Tactical Engagement models may work fine in the short term but are quite limiting in terms of value and long-term ROI. The benefits of collaboration grow exponentially once the client team starts sharing the business context behind the technical drivers.


Strategic engagements are long-term and more innovative relationships between the client and the outsourcing vendor organizations. The focus is on driving business impact for the client, and not just delivering the quality results.

  • Offshore Development Center / Team is a flexible engagement model that greatly accelerates clients' development capacity.
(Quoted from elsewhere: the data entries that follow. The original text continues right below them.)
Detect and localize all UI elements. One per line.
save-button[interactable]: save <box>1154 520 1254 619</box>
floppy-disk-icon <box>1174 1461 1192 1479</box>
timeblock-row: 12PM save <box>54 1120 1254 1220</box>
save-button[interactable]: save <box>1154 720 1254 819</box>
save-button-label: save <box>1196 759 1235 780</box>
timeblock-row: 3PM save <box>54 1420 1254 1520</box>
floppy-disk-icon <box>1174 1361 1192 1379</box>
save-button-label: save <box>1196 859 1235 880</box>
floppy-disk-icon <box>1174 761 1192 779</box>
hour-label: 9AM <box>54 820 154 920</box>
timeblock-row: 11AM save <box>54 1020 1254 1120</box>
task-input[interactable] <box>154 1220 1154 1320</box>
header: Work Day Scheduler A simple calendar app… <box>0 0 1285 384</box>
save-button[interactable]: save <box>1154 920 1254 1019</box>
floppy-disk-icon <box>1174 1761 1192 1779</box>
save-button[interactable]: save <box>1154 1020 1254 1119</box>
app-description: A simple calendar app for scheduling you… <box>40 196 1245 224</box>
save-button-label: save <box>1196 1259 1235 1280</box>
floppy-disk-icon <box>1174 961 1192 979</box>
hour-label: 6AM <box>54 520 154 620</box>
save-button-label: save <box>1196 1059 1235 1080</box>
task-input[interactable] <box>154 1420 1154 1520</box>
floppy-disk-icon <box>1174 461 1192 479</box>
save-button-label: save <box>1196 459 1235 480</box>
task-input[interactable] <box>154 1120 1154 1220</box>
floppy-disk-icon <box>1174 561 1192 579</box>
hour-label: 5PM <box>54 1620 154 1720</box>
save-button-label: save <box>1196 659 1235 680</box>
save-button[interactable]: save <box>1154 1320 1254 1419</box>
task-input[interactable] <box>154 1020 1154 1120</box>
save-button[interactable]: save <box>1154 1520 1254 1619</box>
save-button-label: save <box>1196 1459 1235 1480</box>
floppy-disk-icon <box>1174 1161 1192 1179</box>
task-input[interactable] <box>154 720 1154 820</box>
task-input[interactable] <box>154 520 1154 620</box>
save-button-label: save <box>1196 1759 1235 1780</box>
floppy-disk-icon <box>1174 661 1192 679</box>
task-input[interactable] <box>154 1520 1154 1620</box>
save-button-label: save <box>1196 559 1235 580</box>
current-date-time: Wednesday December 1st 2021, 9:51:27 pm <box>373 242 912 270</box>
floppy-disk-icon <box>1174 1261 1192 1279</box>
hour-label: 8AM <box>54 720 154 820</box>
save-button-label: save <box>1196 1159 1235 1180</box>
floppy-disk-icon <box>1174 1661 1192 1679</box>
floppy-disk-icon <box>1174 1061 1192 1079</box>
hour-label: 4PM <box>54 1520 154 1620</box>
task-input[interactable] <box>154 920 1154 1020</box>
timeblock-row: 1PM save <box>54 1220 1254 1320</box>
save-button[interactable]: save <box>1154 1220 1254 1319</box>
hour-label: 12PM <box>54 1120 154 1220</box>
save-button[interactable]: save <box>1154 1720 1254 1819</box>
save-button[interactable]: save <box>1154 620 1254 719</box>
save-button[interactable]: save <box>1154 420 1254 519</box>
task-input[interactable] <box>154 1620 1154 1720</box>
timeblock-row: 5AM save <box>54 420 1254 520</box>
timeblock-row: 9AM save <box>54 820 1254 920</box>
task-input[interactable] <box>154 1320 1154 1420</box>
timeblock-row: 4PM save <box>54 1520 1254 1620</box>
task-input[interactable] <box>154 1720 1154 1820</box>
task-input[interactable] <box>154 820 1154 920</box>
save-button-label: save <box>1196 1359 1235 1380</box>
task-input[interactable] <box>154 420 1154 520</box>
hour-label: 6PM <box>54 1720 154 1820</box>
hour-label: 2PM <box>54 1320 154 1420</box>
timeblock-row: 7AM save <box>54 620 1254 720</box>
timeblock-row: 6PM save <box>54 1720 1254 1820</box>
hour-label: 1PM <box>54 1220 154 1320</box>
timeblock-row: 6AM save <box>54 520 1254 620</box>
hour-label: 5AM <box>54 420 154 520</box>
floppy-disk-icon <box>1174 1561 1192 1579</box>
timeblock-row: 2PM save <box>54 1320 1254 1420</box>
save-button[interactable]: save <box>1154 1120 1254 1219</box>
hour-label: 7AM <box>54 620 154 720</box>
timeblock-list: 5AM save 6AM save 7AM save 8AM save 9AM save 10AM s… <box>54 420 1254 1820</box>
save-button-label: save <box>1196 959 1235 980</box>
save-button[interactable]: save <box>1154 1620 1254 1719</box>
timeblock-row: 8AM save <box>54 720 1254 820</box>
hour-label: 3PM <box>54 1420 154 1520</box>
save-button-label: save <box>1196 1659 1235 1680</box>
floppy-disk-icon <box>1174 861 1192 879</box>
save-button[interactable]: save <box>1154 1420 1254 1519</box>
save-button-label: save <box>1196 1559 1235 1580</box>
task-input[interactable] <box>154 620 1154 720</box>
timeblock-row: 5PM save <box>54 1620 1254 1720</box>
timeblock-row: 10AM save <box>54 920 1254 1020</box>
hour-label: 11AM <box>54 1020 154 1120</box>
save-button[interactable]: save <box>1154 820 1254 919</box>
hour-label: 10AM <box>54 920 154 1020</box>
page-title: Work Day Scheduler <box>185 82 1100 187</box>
By providing visibility into their long-term business roadmap, the clients can rely on the partner to scale and accommodate a wide variety of projects and activities such as new product development, legacy modernization and maintenance, testing services, and other long-term activities.
  • Product Development Services is a transformational engagement model in which the partner team takes over a full cycle of the product development lifecycle – from user research and product roadmap management to production release and further support. This model is best suited for new product development and maintenance and eventual sunset of the legacy product if the partner is responsible for the whole product/portfolio roadmap. Understanding the business drivers, support by the client stakeholders, and substantial product development expertise in the partner organization backed up by the user-centric methodologies and technical excellence are the critical success criteria for such types of engagements.
  • A strategic advisory is a value-driven consulting engagement model aimed to improve user experience, business operations, and the technological landscape of the client's organization. Here the partner organization steps up to guide the client in revealing potential opportunities for the digital transformation.

Create competitive advantage

Disruptive engagement models cover the scenarios of collaboration that cannot be governed by typical "T&M,” "fixed bids," or "dedicated team" contract models. The effect of the cooperation between organizations here creates a competitive advantage for both organizations and may go far to impact the industry.
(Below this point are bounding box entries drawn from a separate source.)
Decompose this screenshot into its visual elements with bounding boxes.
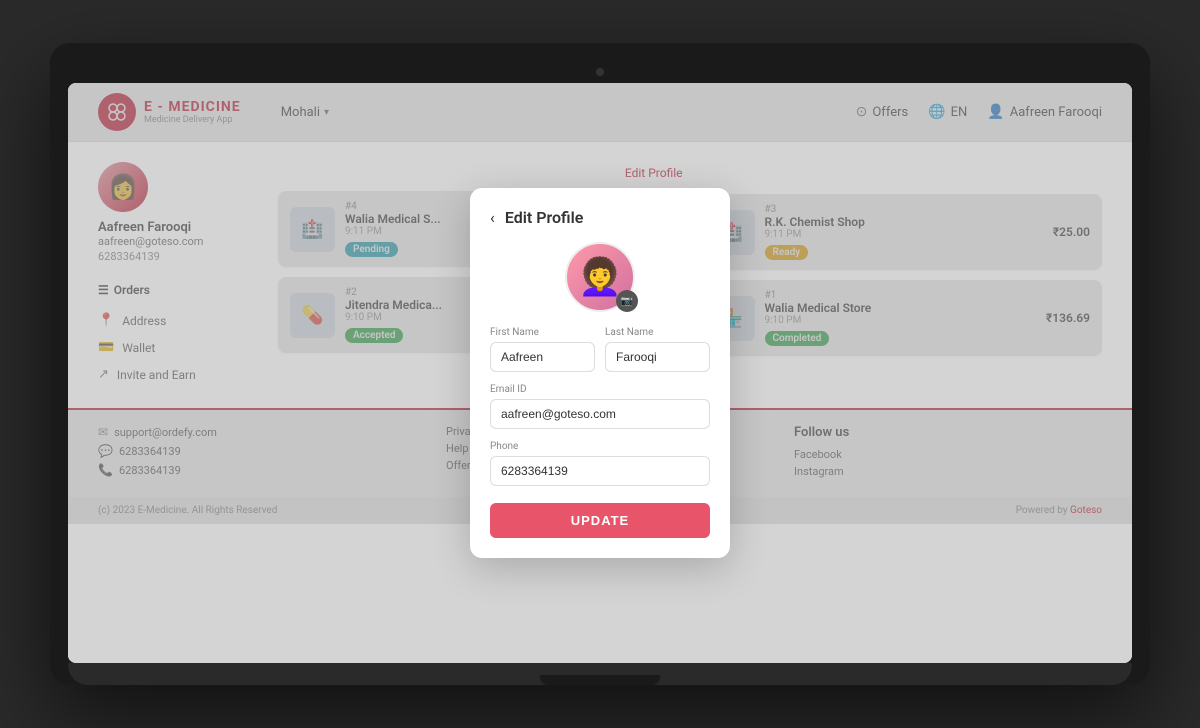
update-button[interactable]: UPDATE (490, 503, 710, 538)
first-name-label: First Name (490, 327, 595, 338)
phone-label: Phone (490, 441, 710, 452)
first-name-group: First Name (490, 327, 595, 372)
phone-group: Phone (490, 441, 710, 486)
email-input[interactable] (490, 399, 710, 429)
first-name-input[interactable] (490, 342, 595, 372)
laptop-notch (540, 675, 660, 685)
last-name-input[interactable] (605, 342, 710, 372)
phone-input[interactable] (490, 456, 710, 486)
last-name-label: Last Name (605, 327, 710, 338)
name-row: First Name Last Name (490, 327, 710, 372)
modal-avatar-wrapper: 👩‍🦱 📷 (490, 242, 710, 312)
last-name-group: Last Name (605, 327, 710, 372)
modal-title: Edit Profile (505, 208, 584, 227)
modal-overlay: ‹ Edit Profile 👩‍🦱 📷 First Name (68, 83, 1132, 663)
modal-header: ‹ Edit Profile (490, 208, 710, 227)
camera-dot (596, 68, 604, 76)
email-label: Email ID (490, 384, 710, 395)
edit-profile-modal: ‹ Edit Profile 👩‍🦱 📷 First Name (470, 188, 730, 558)
email-group: Email ID (490, 384, 710, 429)
camera-edit-icon[interactable]: 📷 (616, 290, 638, 312)
modal-back-button[interactable]: ‹ (490, 208, 495, 227)
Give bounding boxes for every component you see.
  • Organizations can form a partnership arrangement to advance and accelerate the achievement of mutual interests. Examples include leveraging on partner's resources (professional services) or clientele, bidding on a large project, gaining access to the new markets, and so on.
  • Organizations can also reach an agreement to invest and co-develop a brand-new product or a transformational offering with the further co-ownership of intellectual property (IP), commercial rights, and obligations.
  • The disruptive engagement model of the collaborative innovation model can take many forms, including cooperating with universities, communities, start-ups, enterprises, or technology providers to pursuit mutually exciting and beneficial research or development.
  • For example, in 2018, SoftServe started a collaboration with the TennSMART Innovation Center, a virtual center of collective resources to address pressing problems facing the transportation and the ecosystem emerging from digital mobilization. As a result of this collaboration, the SoftServe IoT team developed an Intelligent Mobility Platform POC to simplify transport systems by relaying helpful, real-time information back to users. This increase in productivity and time efficiency is a crucial differentiator for any business involved in or relying on transportation.
smart mobility

In conclusion

Collaboration between organizations typically fails from the disconnect between expectations and perceptions. An early diagnostics and regular evaluation of the journey stage further to refine the engagement models will help the clients and providers to synchronize their perceptive and actual roles in the engagement and receive the most value out of the collaboration. If the companies want to remain competitive in today's increasingly digital world, they should go beyond the typical engagement models and explore the disruptive level to form business alliances with their trusted partners.